I wasn’t terribly sure about the Tag thing when the boys were first given it. We like the interaction with one another that we get from reading stories, and when the white flag goes up and electronic baby-sitters are needed, DVD or iPad works better. The tag map of the world however, is fantastic. Both boys love it, and spend many a happy 20 minutes exploring with the help of “la rose des vents” (our tag being in French).
So off he was sent, to pick a country, any country, whose food he would like to try, and I promised to cook him something from that country at the weekend. He picked Russia (nice and big, can’t miss it) and so this whole game began.
Many weeks later, we have prepared and eaten food not only from Russia, but from Japan, India, China (for Chinese new year), France, Spain, Italy, Germany, Papua New Guinea (hmmm, coconut fish ceviche was a challenge for all of our taste buds, although fried plantain was a hit), Australia, South Africa (mealie cake, very popular, click here), Morocco, Wales, Ireland, Scotland, England, Korea, Mexico, Alaska (not a country I know, but shown separately on the map) and many others (full list of countries and dishes here, if you want to see it).

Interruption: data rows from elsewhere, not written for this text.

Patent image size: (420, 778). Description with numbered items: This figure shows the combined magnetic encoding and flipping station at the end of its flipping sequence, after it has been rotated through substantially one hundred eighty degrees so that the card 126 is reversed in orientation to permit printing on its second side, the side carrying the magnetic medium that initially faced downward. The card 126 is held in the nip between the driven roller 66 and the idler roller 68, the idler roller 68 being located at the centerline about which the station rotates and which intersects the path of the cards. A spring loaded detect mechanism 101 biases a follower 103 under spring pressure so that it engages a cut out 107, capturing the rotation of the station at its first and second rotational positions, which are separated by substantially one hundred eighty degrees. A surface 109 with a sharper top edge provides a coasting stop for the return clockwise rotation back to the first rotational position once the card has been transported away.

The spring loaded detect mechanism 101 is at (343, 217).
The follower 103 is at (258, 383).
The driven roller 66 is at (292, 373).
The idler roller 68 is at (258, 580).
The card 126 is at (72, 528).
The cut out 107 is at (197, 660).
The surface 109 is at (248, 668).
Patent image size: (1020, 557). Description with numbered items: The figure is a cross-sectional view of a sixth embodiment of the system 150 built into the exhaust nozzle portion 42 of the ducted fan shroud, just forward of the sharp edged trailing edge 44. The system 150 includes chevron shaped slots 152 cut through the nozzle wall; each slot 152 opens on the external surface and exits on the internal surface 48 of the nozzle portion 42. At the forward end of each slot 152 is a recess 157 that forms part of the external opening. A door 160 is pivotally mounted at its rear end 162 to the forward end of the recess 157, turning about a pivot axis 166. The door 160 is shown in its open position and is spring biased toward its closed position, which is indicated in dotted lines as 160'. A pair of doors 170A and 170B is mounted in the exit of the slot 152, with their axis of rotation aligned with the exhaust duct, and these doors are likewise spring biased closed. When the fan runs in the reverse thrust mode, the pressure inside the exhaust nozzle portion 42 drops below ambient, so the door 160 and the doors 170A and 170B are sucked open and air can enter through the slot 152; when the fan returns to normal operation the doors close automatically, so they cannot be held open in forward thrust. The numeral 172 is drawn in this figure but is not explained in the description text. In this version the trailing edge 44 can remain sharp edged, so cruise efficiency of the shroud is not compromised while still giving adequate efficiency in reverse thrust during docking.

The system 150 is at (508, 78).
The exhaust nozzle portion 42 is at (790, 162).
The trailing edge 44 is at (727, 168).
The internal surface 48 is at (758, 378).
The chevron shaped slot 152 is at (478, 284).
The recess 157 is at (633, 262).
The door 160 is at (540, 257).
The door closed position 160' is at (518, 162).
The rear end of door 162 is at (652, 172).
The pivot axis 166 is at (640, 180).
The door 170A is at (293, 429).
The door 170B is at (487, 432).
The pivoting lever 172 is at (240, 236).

We have talked about people, and about flags, and discovered some original cooking methods. We have boiled mutton (well, hogget, couldn’t get mutton) in water heated by hot stones taken from the heart of a camp-fire. (Good stones were hard to find, this being chalk and flint country. Don’t use flint by the way, it explodes when you heat it, scared the heck out of me. You want river bed pebbles ideally.) We have cooked salmon steaks on charred cedar planks nestled on a fire, and made pizza in our clay oven. (Which we do anyway, but it counts!).
We have two columns on the chalk wall in the kitchen, headed Oui, yummy and Non, yuck, and when we are done the boys stick a little paper flag in the appropriate column. So far the only out and out Non has been Papua New Guinea, although Australia (lamingtons, too sweet) and Spain (didn’t like tortilla) are hovering between the columns in a non-committal sort of way.